Mining continues to be a big industry in Idaho. Unfortunately a mine's life is not forever. Most mines close or become inactive for the usual reasons: The deposit is too small or peters out. Production costs exceed mineral value. Other mines can do it more profitably. The search for minerals runs up a dead end. And, of course, the old business axiom—prices drop when supply exceeds demand. Whatever the reasons, once interest in developing a mineral venture stops, the mine and the site are abandoned.
Thousands of mines and prospects have closed in the course of over a century of mining in the state. Most of these are abandonments that occurred before responsible site reclamation. The locations of many are remembered today; others are long forgotten. Nevertheless, the presence of these bygone operations may be hazardous to the environment and to humans, wildlife, and livestock. Problem sites contain mining byproducts and tailings that are sources of water and soil contamination. The former mines also have open workings and dilapidated structures—attractive historic nuisances perilous to the adventurous and unwary.

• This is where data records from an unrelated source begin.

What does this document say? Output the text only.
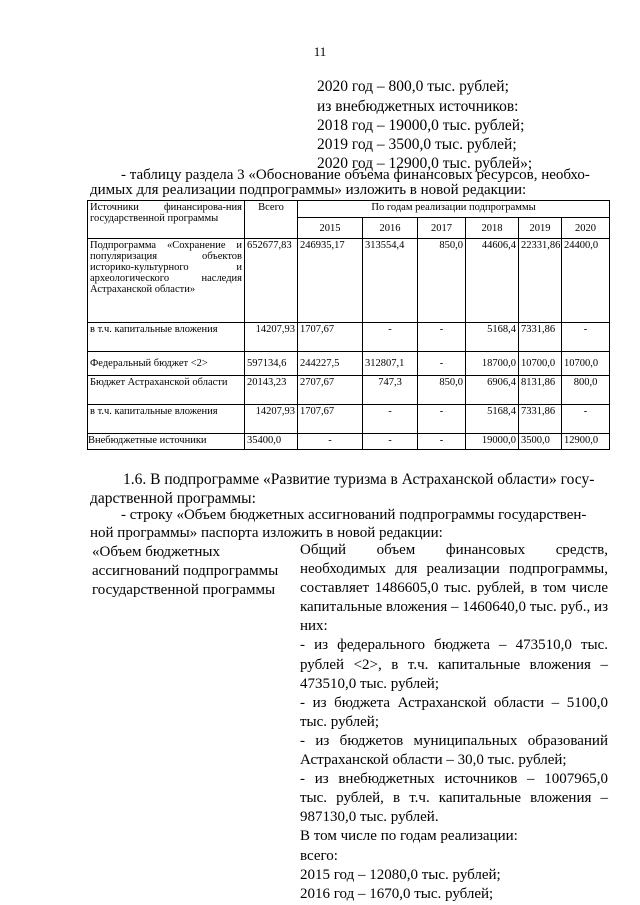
11
2020 год – 800,0 тыс. рублей;
из внебюджетных источников:
2018 год – 19000,0 тыс. рублей;
2019 год – 3500,0 тыс. рублей;
2020 год – 12900,0 тыс. рублей»;
- таблицу раздела 3 «Обоснование объема финансовых ресурсов, необхо-
димых для реализации подпрограммы» изложить в новой редакции:
Источники финансирова-ния государственной программы	Всего	По годам реализации подпрограммы					
		2015	2016	2017	2018	2019	2020
Подпрограмма «Сохранение и популяризация объектов историко-культурного и археологического наследия Астраханской области»	652677,83	246935,17	313554,4	850,0	44606,4	22331,86	24400,0
в т.ч. капитальные вложения	14207,93	1707,67	-	-	5168,4	7331,86	-
Федеральный бюджет <2>	597134,6	244227,5	312807,1	-	18700,0	10700,0	10700,0
Бюджет Астраханской области	20143,23	2707,67	747,3	850,0	6906,4	8131,86	800,0
в т.ч. капитальные вложения	14207,93	1707,67	-	-	5168,4	7331,86	-
Внебюджетные источники	35400,0	-	-	-	19000,0	3500,0	12900,0
1.6. В подпрограмме «Развитие туризма в Астраханской области» госу-
дарственной программы:
- строку «Объем бюджетных ассигнований подпрограммы государствен-
ной программы» паспорта изложить в новой редакции:
«Объем бюджетных ассигнований подпрограммы государственной программы

Общий объем финансовых средств, необходимых для реализации подпрограммы, составляет 1486605,0 тыс. рублей, в том числе капитальные вложения – 1460640,0 тыс. руб., из них:

- из федерального бюджета – 473510,0 тыс. рублей <2>, в т.ч. капитальные вложения – 473510,0 тыс. рублей;

- из бюджета Астраханской области – 5100,0 тыс. рублей;

- из бюджетов муниципальных образований Астраханской области – 30,0 тыс. рублей;

- из внебюджетных источников – 1007965,0 тыс. рублей, в т.ч. капитальные вложения – 987130,0 тыс. рублей.

В том числе по годам реализации:

всего:

2015 год – 12080,0 тыс. рублей;

2016 год – 1670,0 тыс. рублей;
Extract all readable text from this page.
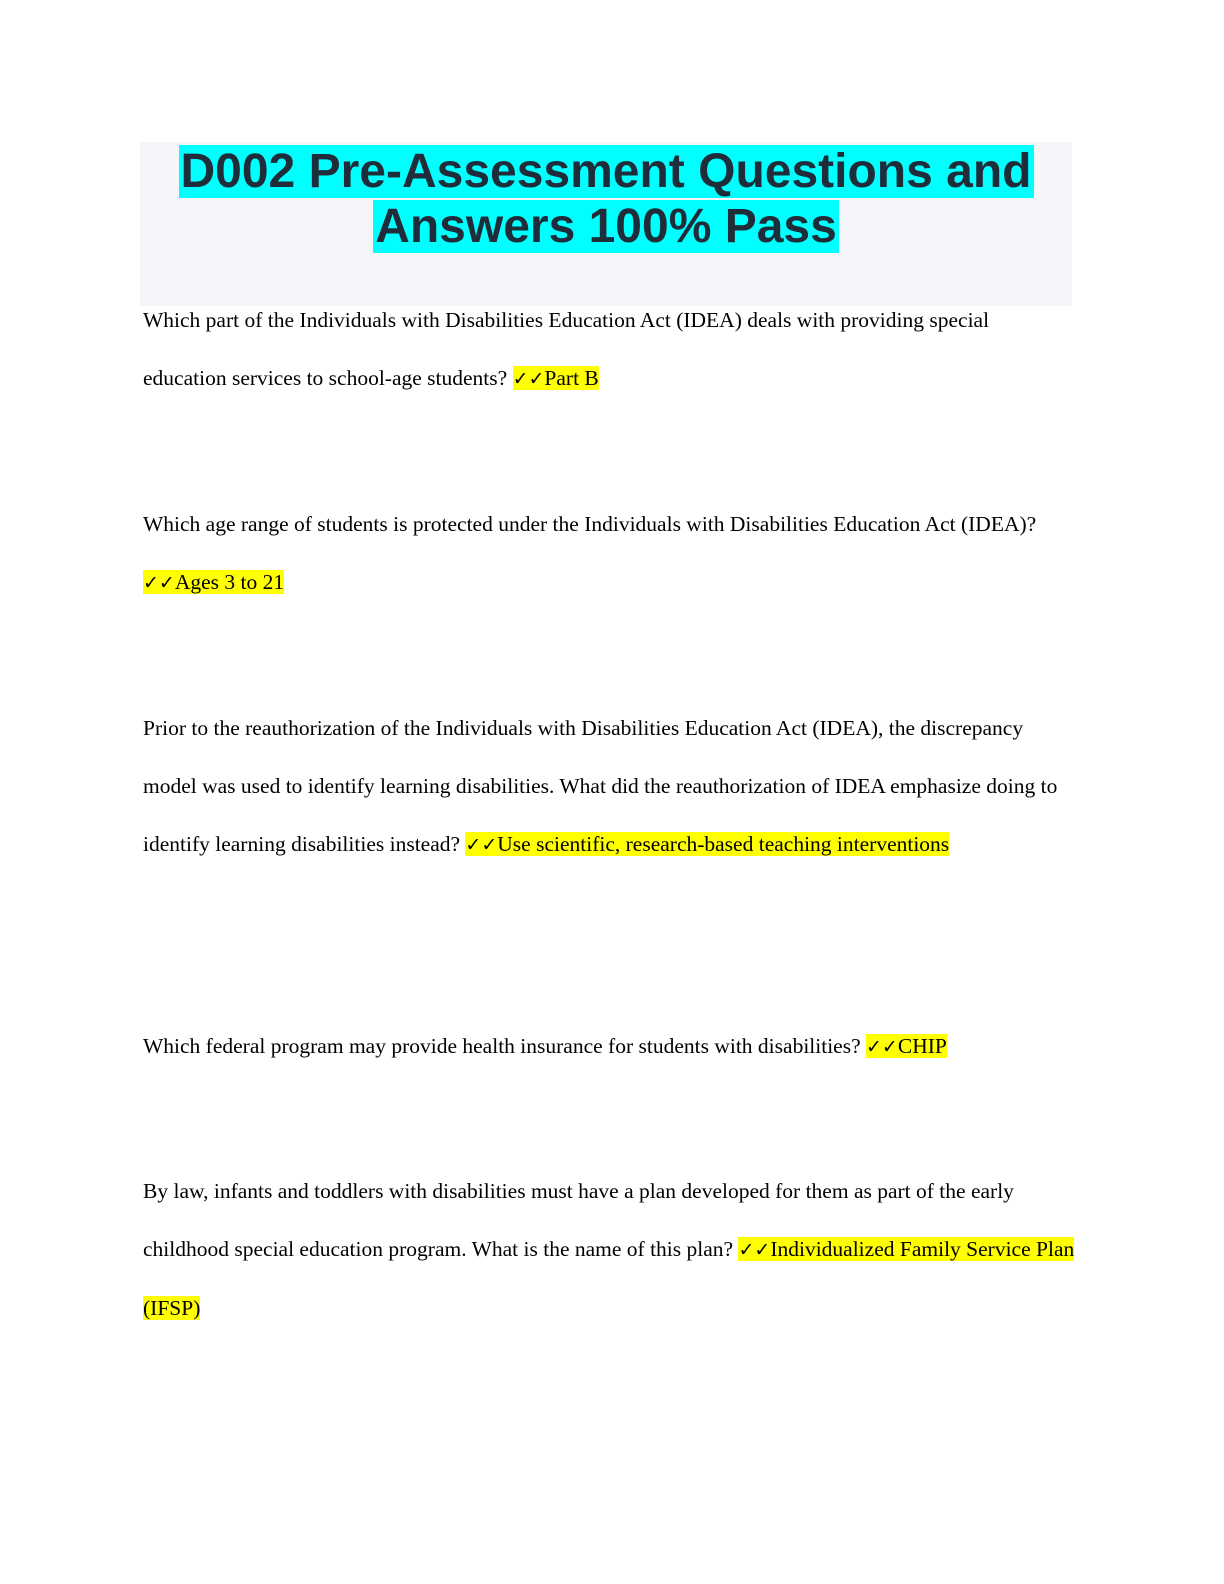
D002 Pre-Assessment Questions and
Answers 100% Pass

Which part of the Individuals with Disabilities Education Act (IDEA) deals with providing special education services to school-age students? ✓✓Part B

Which age range of students is protected under the Individuals with Disabilities Education Act (IDEA)? ✓✓Ages 3 to 21

Prior to the reauthorization of the Individuals with Disabilities Education Act (IDEA), the discrepancy model was used to identify learning disabilities. What did the reauthorization of IDEA emphasize doing to identify learning disabilities instead? ✓✓Use scientific, research-based teaching interventions

Which federal program may provide health insurance for students with disabilities? ✓✓CHIP

By law, infants and toddlers with disabilities must have a plan developed for them as part of the early childhood special education program. What is the name of this plan? ✓✓Individualized Family Service Plan (IFSP)
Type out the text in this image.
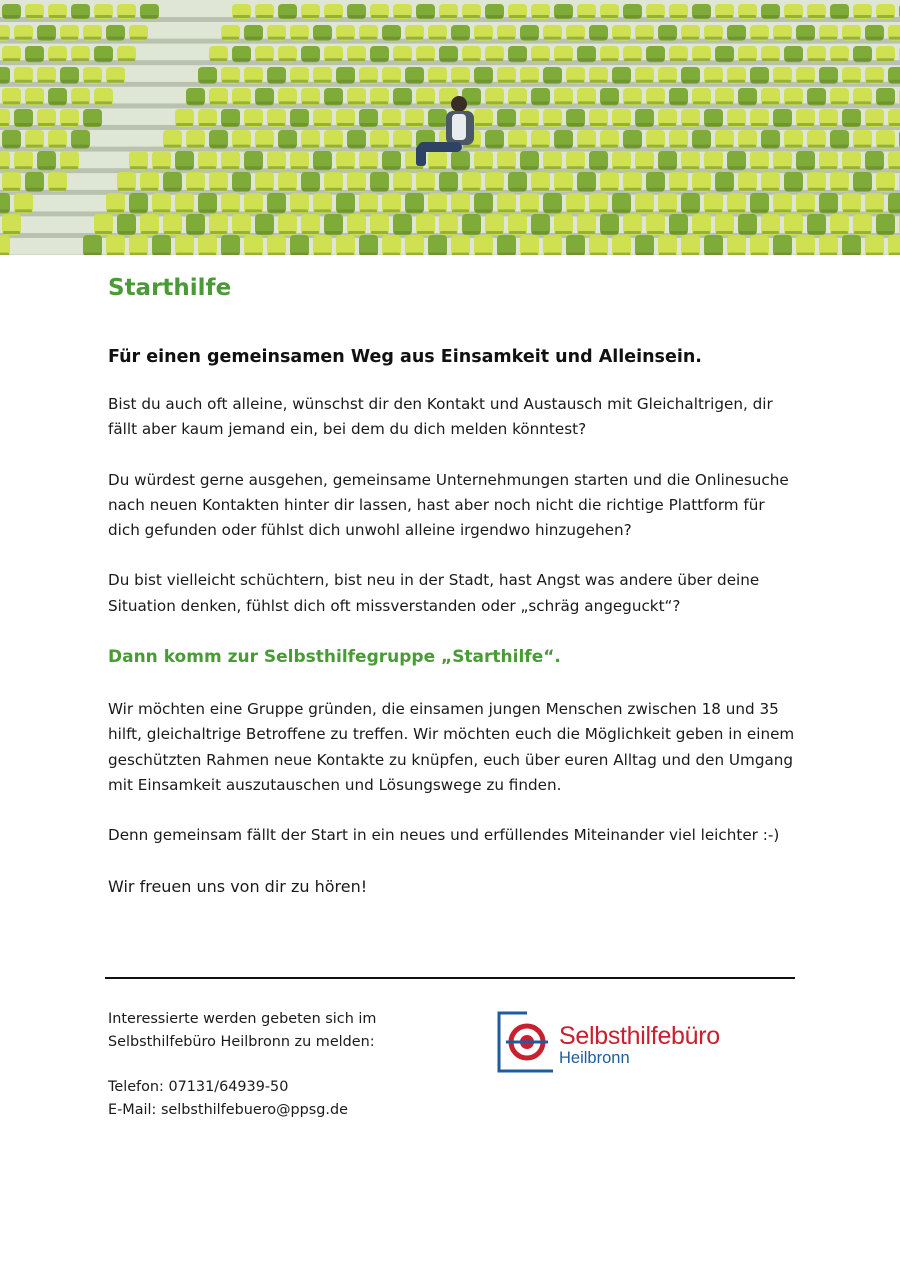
Starthilfe
Für einen gemeinsamen Weg aus Einsamkeit und Alleinsein.

Bist du auch oft alleine, wünschst dir den Kontakt und Austausch mit Gleichaltrigen, dir fällt aber kaum jemand ein, bei dem du dich melden könntest?

Du würdest gerne ausgehen, gemeinsame Unternehmungen starten und die Onlinesuche nach neuen Kontakten hinter dir lassen, hast aber noch nicht die richtige Plattform für dich gefunden oder fühlst dich unwohl alleine irgendwo hinzugehen?

Du bist vielleicht schüchtern, bist neu in der Stadt, hast Angst was andere über deine Situation denken, fühlst dich oft missverstanden oder „schräg angeguckt“?

Dann komm zur Selbsthilfegruppe „Starthilfe“.

Wir möchten eine Gruppe gründen, die einsamen jungen Menschen zwischen 18 und 35 hilft, gleichaltrige Betroffene zu treffen. Wir möchten euch die Möglichkeit geben in einem geschützten Rahmen neue Kontakte zu knüpfen, euch über euren Alltag und den Umgang mit Einsamkeit auszutauschen und Lösungswege zu finden.

Denn gemeinsam fällt der Start in ein neues und erfüllendes Miteinander viel leichter :-)

Wir freuen uns von dir zu hören!

Interessierte werden gebeten sich im

Selbsthilfebüro Heilbronn zu melden:

Telefon: 07131/64939-50

E-Mail: selbsthilfebuero@ppsg.de

Selbsthilfebüro
Heilbronn
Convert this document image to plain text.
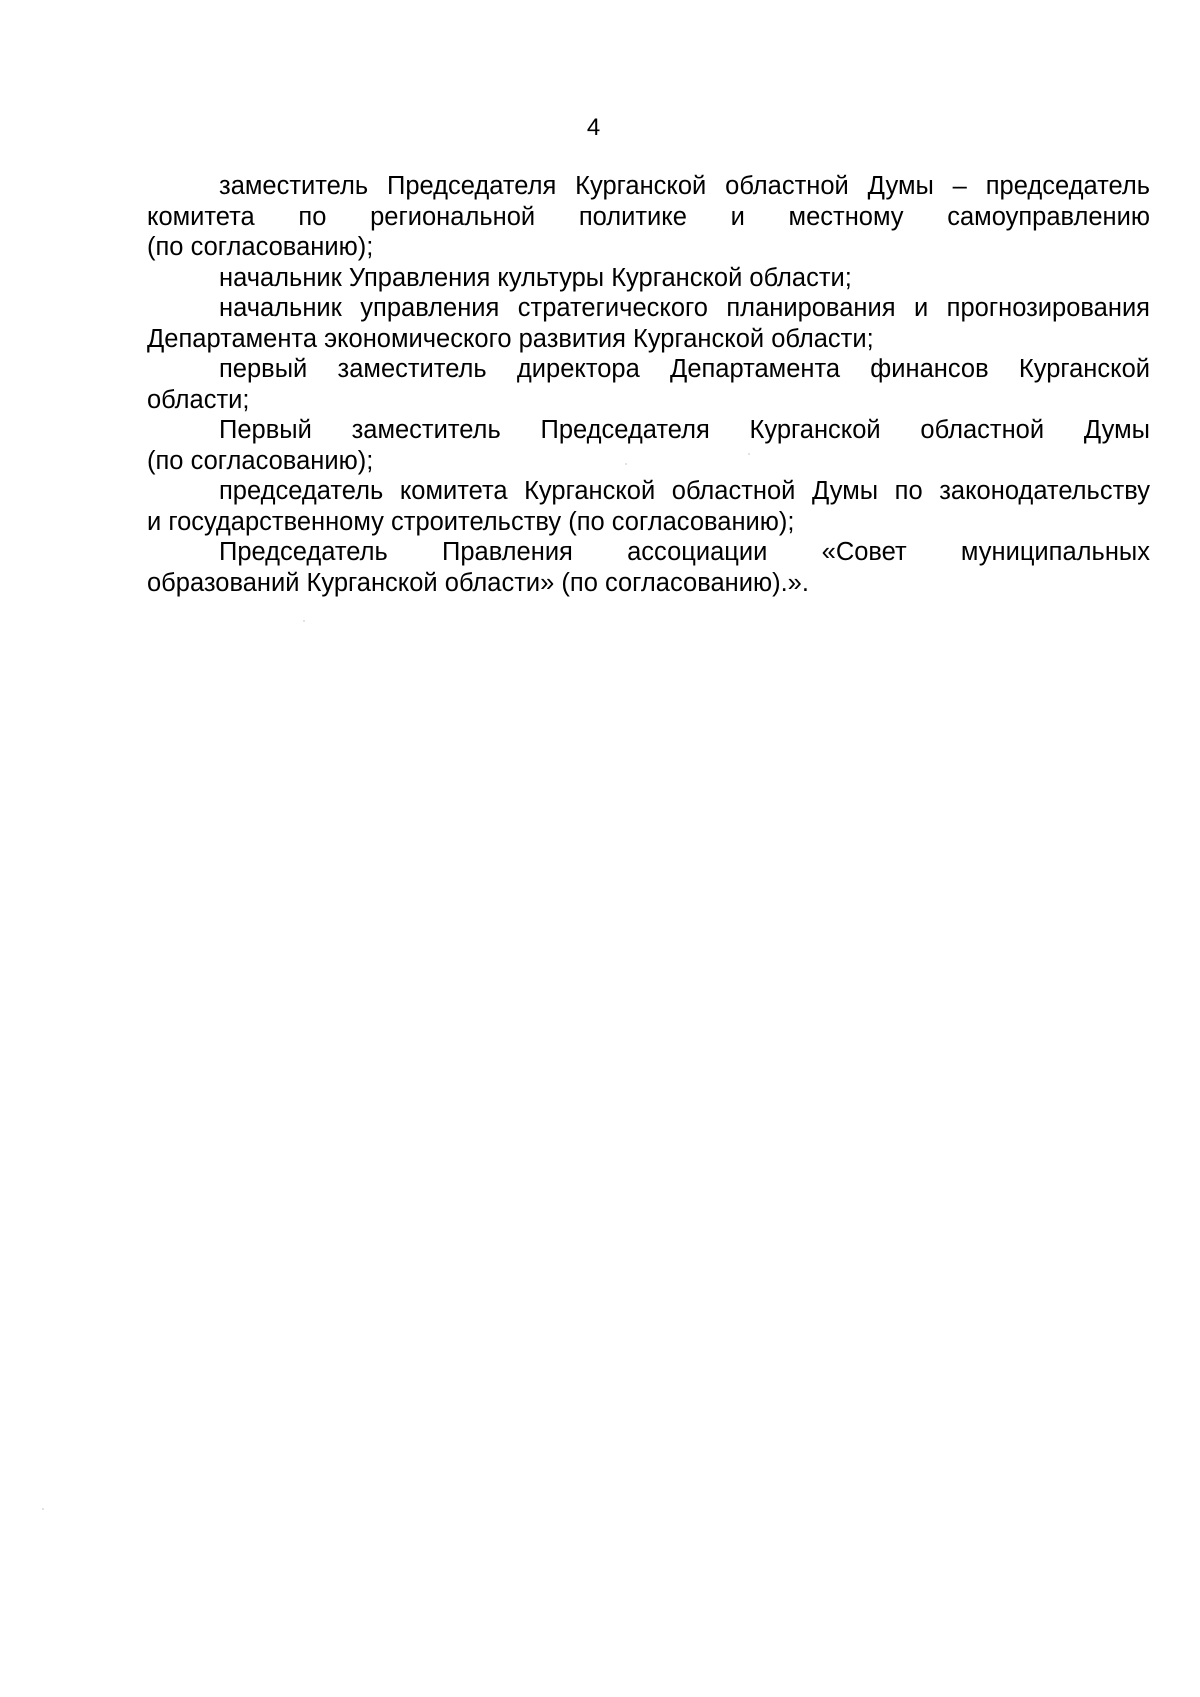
4

заместитель Председателя Курганской областной Думы – председатель
комитета по региональной политике и местному самоуправлению
(по согласованию);

начальник Управления культуры Курганской области;

начальник управления стратегического планирования и прогнозирования
Департамента экономического развития Курганской области;

первый заместитель директора Департамента финансов Курганской
области;

Первый заместитель Председателя Курганской областной Думы
(по согласованию);

председатель комитета Курганской областной Думы по законодательству
и государственному строительству (по согласованию);

Председатель Правления ассоциации «Совет муниципальных
образований Курганской области» (по согласованию).».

In 1996, the Idaho Geological Survey began recording the inactive mines in the northern part of the state. Researchers visit sites where they identify the hazards and map locations. They also videotape and photograph the locale for future reference. Individual histories have been prepared for some of these mines. The deaths in 1995 of two young men exploring an old mine awakened interest in the fateful importance of this work. The project has been funded by Region I of the U.S. Forest Service and the Idaho State Office of the U.S. Bureau of Land Management.